Clause 50 - Power to change or clarify existing traffic legislation

Part of Automated Vehicles Bill [Lords] – in a Public Bill Committee am 11:15 am ar 19 Mawrth 2024.

Danfonwch hysbysiad imi am ddadleuon fel hyn

Photo of Gavin Newlands Gavin Newlands Shadow SNP Spokesperson (Transport) 11:15, 19 Mawrth 2024

I am grateful for the hon. Gentleman’s intervention. Of course, if there is any diversion between the regulations, the Scottish regulations will be better than any brought forward by DFT. I joke, but the Scottish Government—and presumably the Welsh Senedd—have been in discussions about this for a long time. In fact, the issues the Scottish Government have with clause 50 were recognised by the UK Government themselves. I say that not just because of the facts the hon. Gentleman pointed out in the explanatory notes, but because the Government themselves have said that clause 50 will require legislative consent. This is not the Scottish Government being uppity; the UK Government themselves have said that legislative consent would be required, but they have now ditched that approach and seek to implement clause 50 without seeking any legislative consent from the Scottish Parliament.
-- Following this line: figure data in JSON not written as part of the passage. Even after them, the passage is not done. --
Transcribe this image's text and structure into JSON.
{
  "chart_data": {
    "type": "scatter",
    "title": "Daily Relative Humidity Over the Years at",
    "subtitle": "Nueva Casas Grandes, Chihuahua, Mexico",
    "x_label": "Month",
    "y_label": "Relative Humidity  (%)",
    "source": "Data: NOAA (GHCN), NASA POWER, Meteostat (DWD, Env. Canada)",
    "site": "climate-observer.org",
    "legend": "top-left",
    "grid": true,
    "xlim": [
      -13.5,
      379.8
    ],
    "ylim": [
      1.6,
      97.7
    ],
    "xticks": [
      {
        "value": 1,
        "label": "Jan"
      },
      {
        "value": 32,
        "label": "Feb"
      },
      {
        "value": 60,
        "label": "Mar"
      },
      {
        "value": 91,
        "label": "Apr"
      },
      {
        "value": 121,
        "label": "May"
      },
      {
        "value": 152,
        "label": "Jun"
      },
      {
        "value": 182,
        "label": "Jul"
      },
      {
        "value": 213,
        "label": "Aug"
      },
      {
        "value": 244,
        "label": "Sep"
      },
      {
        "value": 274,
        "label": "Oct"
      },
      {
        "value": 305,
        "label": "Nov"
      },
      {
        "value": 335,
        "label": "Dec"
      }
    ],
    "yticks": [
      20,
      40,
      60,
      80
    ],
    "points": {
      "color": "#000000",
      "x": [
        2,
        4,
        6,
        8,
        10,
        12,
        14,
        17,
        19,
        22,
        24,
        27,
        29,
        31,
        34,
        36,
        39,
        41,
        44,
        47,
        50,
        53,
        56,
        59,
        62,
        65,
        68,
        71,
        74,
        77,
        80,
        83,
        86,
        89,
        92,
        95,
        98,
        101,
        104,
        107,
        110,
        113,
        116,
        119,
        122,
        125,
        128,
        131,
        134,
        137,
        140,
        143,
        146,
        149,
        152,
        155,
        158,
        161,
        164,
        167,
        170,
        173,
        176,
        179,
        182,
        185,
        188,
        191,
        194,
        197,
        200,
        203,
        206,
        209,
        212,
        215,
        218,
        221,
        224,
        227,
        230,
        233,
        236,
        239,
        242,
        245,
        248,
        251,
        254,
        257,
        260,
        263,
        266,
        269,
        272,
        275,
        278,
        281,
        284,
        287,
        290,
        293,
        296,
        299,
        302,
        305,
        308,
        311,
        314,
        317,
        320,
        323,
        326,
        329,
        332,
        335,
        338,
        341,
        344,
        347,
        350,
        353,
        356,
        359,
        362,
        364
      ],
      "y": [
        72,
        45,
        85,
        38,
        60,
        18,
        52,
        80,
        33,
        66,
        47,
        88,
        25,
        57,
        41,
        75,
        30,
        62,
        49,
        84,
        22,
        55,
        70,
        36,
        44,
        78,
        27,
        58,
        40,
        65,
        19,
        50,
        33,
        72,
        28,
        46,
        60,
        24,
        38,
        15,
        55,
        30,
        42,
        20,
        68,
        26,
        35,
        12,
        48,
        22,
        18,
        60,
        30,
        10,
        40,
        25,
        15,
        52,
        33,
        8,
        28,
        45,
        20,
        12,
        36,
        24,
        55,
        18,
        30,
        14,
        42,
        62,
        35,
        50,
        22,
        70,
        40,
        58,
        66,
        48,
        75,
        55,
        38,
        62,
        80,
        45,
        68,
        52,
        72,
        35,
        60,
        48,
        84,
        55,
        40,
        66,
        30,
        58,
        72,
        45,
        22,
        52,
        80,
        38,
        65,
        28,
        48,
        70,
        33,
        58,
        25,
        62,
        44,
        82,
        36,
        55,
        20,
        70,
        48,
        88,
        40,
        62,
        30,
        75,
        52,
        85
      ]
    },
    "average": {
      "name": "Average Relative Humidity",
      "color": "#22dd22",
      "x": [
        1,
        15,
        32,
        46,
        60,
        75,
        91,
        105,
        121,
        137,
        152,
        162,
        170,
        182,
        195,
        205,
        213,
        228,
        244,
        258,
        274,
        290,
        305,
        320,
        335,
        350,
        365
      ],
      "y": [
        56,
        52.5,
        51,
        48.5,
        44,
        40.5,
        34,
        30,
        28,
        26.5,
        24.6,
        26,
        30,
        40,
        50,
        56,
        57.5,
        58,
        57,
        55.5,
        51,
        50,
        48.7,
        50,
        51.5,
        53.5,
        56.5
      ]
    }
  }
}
What has happened says so much about the Government’s approach to devolution in recent years and completely overturns that principle of devolution. Either we have devolution or we do not—it is not for the Government to pick and choose which parts of legislation devolution is applied to. Devolution should apply in those areas that are not listed in the Scotland Act 1998. It is simple as that, yet the Government seem to want to change the rules and move the goalposts at will to stymie devolution at almost every turn. They snatch power from a democratically elected Parliament and Government and give it to a Minister of the UK Government, who it is fair to say currently have zero mandate in Scotland. That may change come a future election, but at this point this Government have no real mandate in Scotland, and yet they seek to override the will of the elected Parliament of Scotland.

The amendments in my name and those of Plaid Cymru colleagues would remedy that democratic deficit by placing a statutory obligation on the Secretary of State to obtain consent from the Scottish Parliament and/or the Senedd before legislating in areas that are not properly theirs to legislate in. The Scottish Government have made it clear throughout the consultation and drafting process that working across borders on issues such as this—as alluded to by the hon. Member for Easington, who serves with me on the Transport Committee—is undoubtedly good sense, benefiting the automated vehicle sector and ultimately all consumers across these isles.